Traditionally a lot of us have been creating a number of environments, and for reasons. One for developers to deploy to and test their own work. One for testers to execute automated tests and do exploratory testing. And only when a release is of sufficient quality, it is promoted to the next environment: acceptance. Here the release is validated one final time in a production-like-environment, before it is pushed to production. The value that an acceptance environment is supposed to add, is that it is as production-like as possible. Often connected to other live systems to test integrations, whereas a test environment might be connected to stubs or not connected at all.

Drawbacks of multiple environments

However, creating and maintaining all these environments also comes with drawbacks:

  • It’s easy to see that your costs increase with the number of environments. Not necessarily in setting the environment up and maintaining it (since that is all done through IaC, right?) But still, we have to pay for the resource we use, and that can be serious money
  • Since our code and the value it delivers can only flow through production after it has gone through all the other environments, the number of environments has impact on how quickly we can deliver our code to production.

All these drawbacks are a plea for limiting the number of environments to as few as possible. Now with that in mind, do you really need an acceptance environment? I am going to argue that you might not.

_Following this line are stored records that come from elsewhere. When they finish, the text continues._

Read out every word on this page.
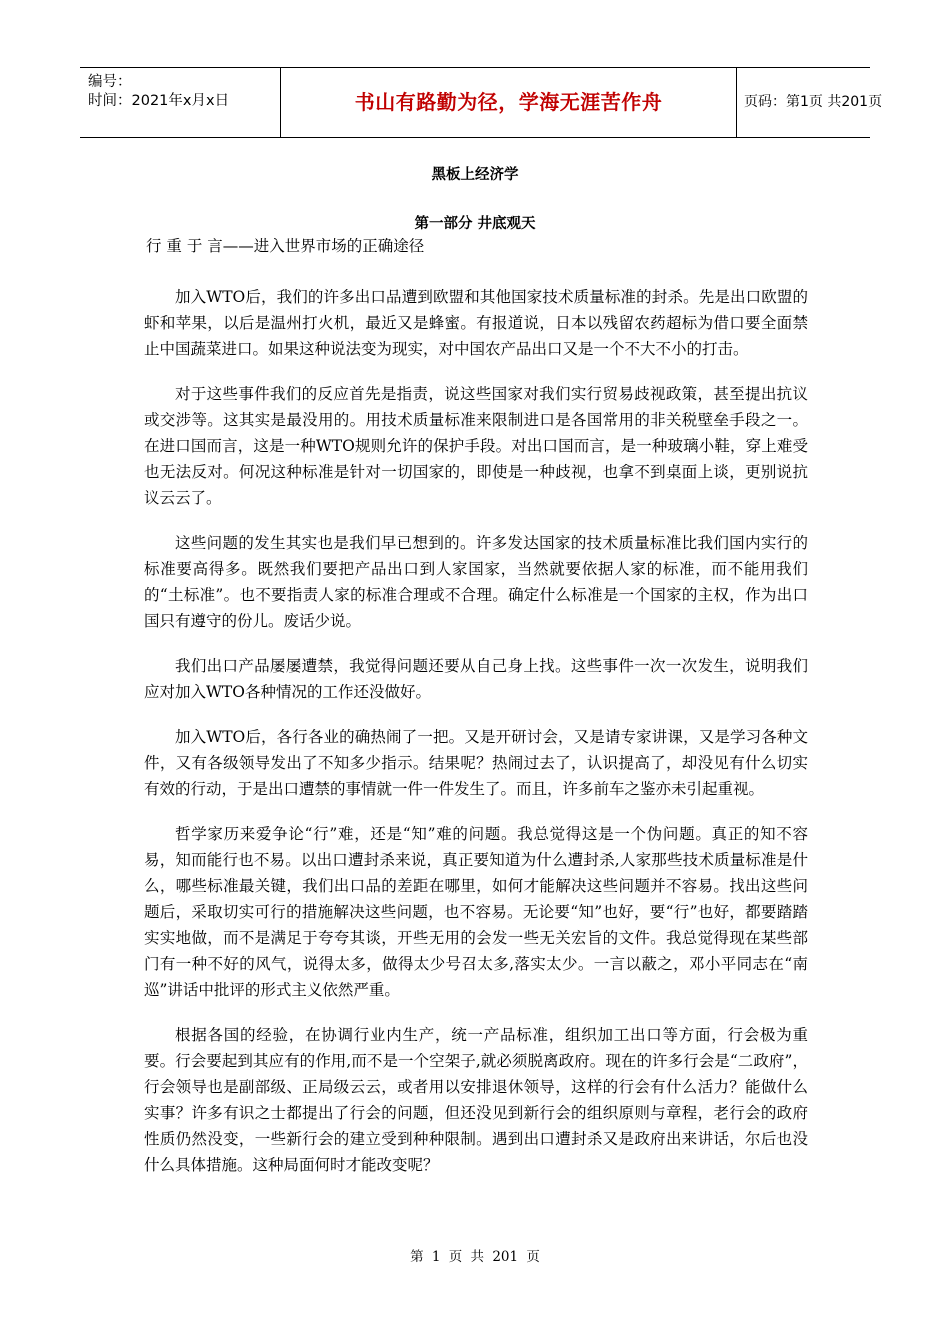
编号：
时间：2021年x月x日	书山有路勤为径，学海无涯苦作舟	页码：第1页 共201页
黑板上经济学
第一部分 井底观天
行 重 于 言——进入世界市场的正确途径

加入WTO后，我们的许多出口品遭到欧盟和其他国家技术质量标准的封杀。先是出口欧盟的虾和苹果，以后是温州打火机，最近又是蜂蜜。有报道说，日本以残留农药超标为借口要全面禁止中国蔬菜进口。如果这种说法变为现实，对中国农产品出口又是一个不大不小的打击。

对于这些事件我们的反应首先是指责，说这些国家对我们实行贸易歧视政策，甚至提出抗议或交涉等。这其实是最没用的。用技术质量标准来限制进口是各国常用的非关税壁垒手段之一。在进口国而言，这是一种WTO规则允许的保护手段。对出口国而言，是一种玻璃小鞋，穿上难受也无法反对。何况这种标准是针对一切国家的，即使是一种歧视，也拿不到桌面上谈，更别说抗议云云了。

这些问题的发生其实也是我们早已想到的。许多发达国家的技术质量标准比我们国内实行的标准要高得多。既然我们要把产品出口到人家国家，当然就要依据人家的标准，而不能用我们的“土标准”。也不要指责人家的标准合理或不合理。确定什么标准是一个国家的主权，作为出口国只有遵守的份儿。废话少说。

我们出口产品屡屡遭禁，我觉得问题还要从自己身上找。这些事件一次一次发生，说明我们应对加入WTO各种情况的工作还没做好。

加入WTO后，各行各业的确热闹了一把。又是开研讨会，又是请专家讲课，又是学习各种文件，又有各级领导发出了不知多少指示。结果呢？热闹过去了，认识提高了，却没见有什么切实有效的行动，于是出口遭禁的事情就一件一件发生了。而且，许多前车之鉴亦未引起重视。

哲学家历来爱争论“行”难，还是“知”难的问题。我总觉得这是一个伪问题。真正的知不容易，知而能行也不易。以出口遭封杀来说，真正要知道为什么遭封杀,人家那些技术质量标准是什么，哪些标准最关键，我们出口品的差距在哪里，如何才能解决这些问题并不容易。找出这些问题后，采取切实可行的措施解决这些问题，也不容易。无论要“知”也好，要“行”也好，都要踏踏实实地做，而不是满足于夸夸其谈，开些无用的会发一些无关宏旨的文件。我总觉得现在某些部门有一种不好的风气，说得太多，做得太少号召太多,落实太少。一言以蔽之，邓小平同志在“南巡”讲话中批评的形式主义依然严重。

根据各国的经验，在协调行业内生产，统一产品标准，组织加工出口等方面，行会极为重要。行会要起到其应有的作用,而不是一个空架子,就必须脱离政府。现在的许多行会是“二政府”，行会领导也是副部级、正局级云云，或者用以安排退休领导，这样的行会有什么活力？能做什么实事？许多有识之士都提出了行会的问题，但还没见到新行会的组织原则与章程，老行会的政府性质仍然没变，一些新行会的建立受到种种限制。遇到出口遭封杀又是政府出来讲话，尔后也没什么具体措施。这种局面何时才能改变呢？

第 1 页 共 201 页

Especially when I hear things like: “Let’s go to acceptance quickly, so we do not have to wait another two days before we can go to production,” I die a little on the inside.

Why you might not need acceptance

So let’s go over some reasons for having an acceptance environment and seeing if we can make these redundant.

No wait, we do need an acceptance environment where our customer can explore the new features and accept their working, before we release them to all users.

While I hope that you involve your customer and other stakeholders before you have a finalized product, there can be value in customers having approve the release of features to users explicitly. However, is it really necessary to do this from an acceptance environment? Have you considered using feature toggles? This way you can release your code to the production environment and allow only your customer access to this new feature. Only after he approves, you open the feature up to more users. In other words, if we can ensure that shipping the new binaries to production, does not automatically entail the release of new features, we do not need an acceptance environment for final feature acceptance by the client. More information on feature flags (also called feature toggles), can be found here.

We need a production-like environment to do final tests

Trust me, there is no place like home. And for your code, production is home. The only way to truly validate your code and the value it should bring, is by running in it in production. An acceptance environment, even if more integrated with other systems and with more realistic data than production, does not compare to production. You cannot fully predict what your users will do with your features, estimate the impact of real world usage or foresee all deviating scenario’s. Here again, if you are using feature flags, that would be a much better approach to progressively open up a new feature to more and more users. And if issues show up, just stop the roll out for a bit or even reverse it, while you are shipping a fix.

Now, do you think you can go without an acceptance environment? And if not, please let me know why not and I might just add a counter argument.

Now, while I do realize that the above does not hold for every organization and every development team, I would definitely recommend to keep challenging yourself on the number of environments you need and if you can reduce that number.

 

(*) An airplane, where there is absolutly nothing else to do, is an environment I bet we all find inspiring!